Все остальное обозначают деревянные духовые: гобой – утку, кларнет – кошку, как нам помнится. И неизменно die Zauberflöte[1] – звуки волшебства. Флейта – механический соловей; флейта – ветер сменился; флейта – загадка, рифма и мораль.

Какая еще мораль? Зачем это все? Мораль, о которой мы можем спорить еще долго, когда пойдем домой, – столетиями можем спорить, – иногда куплет, присобаченный к концу, как «аминь» к госпелу, а иногда тайна, свернутая, произвольная и зашифрованная в слогах пьесы, – слогах того, что сказано и осталось невысказанным. Полезно помнить, чтó предполагал Эрик Кристиан Хагард, переводчик сказок Ханса Кристиана Андерсена с датского: «Сказка – удел бедняков. Я не знаю ни одной сказки, которая бы возвеличивала тирана или становилась на сторону сильного против слабого. Фашистская волшебная сказка – нелепость».

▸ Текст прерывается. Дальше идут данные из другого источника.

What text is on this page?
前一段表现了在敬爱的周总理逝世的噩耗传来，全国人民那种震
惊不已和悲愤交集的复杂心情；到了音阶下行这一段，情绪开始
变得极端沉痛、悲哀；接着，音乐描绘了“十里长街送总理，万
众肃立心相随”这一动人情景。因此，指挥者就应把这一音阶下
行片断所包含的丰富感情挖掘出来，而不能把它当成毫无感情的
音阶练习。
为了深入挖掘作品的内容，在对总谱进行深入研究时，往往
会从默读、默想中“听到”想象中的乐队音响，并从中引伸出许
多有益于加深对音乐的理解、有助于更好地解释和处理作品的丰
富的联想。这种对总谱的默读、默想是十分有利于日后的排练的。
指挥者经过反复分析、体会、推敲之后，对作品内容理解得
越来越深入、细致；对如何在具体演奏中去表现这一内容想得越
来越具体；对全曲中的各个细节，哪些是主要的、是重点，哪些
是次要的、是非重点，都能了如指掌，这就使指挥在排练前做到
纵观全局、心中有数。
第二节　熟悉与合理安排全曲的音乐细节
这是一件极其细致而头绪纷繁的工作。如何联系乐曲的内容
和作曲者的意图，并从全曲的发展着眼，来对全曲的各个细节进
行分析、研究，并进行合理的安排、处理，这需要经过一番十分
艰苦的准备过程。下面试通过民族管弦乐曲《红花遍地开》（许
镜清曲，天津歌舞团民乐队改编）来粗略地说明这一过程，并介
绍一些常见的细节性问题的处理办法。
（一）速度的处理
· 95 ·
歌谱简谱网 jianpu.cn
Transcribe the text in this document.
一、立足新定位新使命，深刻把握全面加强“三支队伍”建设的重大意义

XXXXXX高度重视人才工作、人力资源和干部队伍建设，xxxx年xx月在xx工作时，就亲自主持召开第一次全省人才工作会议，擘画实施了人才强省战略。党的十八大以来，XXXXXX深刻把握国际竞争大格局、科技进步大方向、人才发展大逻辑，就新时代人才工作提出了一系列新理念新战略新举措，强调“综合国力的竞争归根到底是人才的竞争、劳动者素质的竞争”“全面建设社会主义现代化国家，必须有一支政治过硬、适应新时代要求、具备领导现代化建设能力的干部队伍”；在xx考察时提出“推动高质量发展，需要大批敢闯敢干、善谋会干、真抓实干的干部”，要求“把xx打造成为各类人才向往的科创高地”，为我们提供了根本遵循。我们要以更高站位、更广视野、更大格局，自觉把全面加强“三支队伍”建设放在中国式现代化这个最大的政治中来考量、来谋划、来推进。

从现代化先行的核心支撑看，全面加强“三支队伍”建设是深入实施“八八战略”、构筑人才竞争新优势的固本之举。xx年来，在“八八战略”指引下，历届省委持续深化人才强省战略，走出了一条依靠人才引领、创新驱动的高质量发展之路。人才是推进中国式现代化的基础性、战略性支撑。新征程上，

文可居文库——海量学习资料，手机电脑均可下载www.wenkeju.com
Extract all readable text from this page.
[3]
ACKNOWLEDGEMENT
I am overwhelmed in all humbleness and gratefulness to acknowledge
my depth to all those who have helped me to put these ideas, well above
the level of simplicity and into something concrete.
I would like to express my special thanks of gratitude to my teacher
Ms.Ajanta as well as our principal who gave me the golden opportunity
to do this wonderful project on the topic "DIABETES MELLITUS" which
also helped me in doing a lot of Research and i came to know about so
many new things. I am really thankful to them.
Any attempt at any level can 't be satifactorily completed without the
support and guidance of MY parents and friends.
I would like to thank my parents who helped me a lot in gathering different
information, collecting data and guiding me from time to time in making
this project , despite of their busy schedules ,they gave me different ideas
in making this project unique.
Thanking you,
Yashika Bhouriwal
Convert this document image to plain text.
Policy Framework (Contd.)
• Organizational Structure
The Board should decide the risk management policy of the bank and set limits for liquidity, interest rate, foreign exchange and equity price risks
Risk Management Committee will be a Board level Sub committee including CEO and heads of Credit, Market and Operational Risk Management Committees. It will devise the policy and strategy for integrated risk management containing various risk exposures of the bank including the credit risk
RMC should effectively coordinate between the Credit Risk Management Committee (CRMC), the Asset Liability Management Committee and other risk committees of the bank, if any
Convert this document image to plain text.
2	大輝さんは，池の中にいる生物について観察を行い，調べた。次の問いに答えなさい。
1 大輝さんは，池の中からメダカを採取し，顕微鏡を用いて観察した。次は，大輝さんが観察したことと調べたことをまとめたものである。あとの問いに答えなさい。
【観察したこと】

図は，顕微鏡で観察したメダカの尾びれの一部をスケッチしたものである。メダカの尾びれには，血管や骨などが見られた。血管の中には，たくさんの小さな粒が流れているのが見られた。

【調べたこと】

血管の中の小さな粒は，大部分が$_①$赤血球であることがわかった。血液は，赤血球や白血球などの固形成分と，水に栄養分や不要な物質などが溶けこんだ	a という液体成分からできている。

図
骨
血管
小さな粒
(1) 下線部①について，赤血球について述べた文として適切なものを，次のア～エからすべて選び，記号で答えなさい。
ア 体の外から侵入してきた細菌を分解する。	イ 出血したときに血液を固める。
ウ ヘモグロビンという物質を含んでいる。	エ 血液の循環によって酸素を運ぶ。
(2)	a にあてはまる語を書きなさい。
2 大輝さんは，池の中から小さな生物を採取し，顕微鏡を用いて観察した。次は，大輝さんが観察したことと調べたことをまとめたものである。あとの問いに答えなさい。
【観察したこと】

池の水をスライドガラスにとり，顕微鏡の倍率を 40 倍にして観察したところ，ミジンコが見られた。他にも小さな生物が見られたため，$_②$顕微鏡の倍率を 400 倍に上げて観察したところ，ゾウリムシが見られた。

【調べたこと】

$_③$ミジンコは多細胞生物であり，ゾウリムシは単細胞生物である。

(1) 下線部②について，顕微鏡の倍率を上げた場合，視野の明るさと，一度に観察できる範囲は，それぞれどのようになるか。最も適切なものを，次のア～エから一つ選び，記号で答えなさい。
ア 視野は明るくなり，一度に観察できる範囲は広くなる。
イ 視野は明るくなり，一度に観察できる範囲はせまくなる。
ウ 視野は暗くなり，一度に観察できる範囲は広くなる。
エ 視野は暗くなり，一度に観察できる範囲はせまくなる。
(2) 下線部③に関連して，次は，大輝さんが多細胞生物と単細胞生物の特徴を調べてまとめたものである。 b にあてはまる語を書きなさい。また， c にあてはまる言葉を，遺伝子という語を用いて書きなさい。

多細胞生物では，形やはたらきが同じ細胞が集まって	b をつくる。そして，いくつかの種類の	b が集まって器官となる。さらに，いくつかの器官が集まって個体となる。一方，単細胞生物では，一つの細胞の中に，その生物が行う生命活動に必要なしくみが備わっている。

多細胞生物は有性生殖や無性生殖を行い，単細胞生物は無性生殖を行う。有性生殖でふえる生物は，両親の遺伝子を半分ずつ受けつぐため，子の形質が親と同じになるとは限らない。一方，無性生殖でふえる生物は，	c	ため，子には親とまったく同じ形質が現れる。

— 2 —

Нам придется поверить ему на слово, пока мы сами не переживем того, что последует дальше, поэтому – тш-ш, пальто засуньте под сиденья. Волшебство настраивается. Почти пора.

Но что за пора-то? В какие поры происходит эта сказка? Программа наша хитра и об этом умалчивает. Джейн Лэнгдон, автор эфемерных и повседневных фантазий для детей, считает, что время действия сказки – где-то между падением Константинополя и изобретением двигателя внутреннего сгорания. Вполне точный период – или, я хотел сказать, вполне смутный; но сама сказка у нас – пройдоха, она не преминет соврать. Она – анахронизм с лихвой. Всегда и везде вылезает наружу, открыто или под личиной, чистокровная или помесь, но – цветущая, как сам грех.

Да и впрямь – это я уже болбочу шепотом, ибо свет в зале гаснет, – время действия той сказки, что почти уже с нами, вероятно, есть ее величайшая загадка. Все остальное в ней может быть сомнительно или несущественно, но точно и важно одно: вся деятельность феерии произрастает из ее способности к таинственной непоследовательности. Ей равно уютно – и когда она важно выступает древним мифом, и когда рядится в липовый средневековый шансон прерафаэлитов, и когда проказит, как бессмысленный детский стишок. Феерию мы узнаем издревле и в далекой-далекой галактике. Феерию мы зрим бодрой и здоровой на острове Ариэля, Калибана и мага Просперо. Мы признаем феерию, даже когда она становится вирусной, – такое мы встречаем в голливудской злободневной Золушке, растиражированной в данный момент сегодняшними блогами и таблоидами. Но уберите мобильник и перестаньте ее гуглить. Мы здесь присутствуем при таинстве поглубже – Голливуду с таким не справиться.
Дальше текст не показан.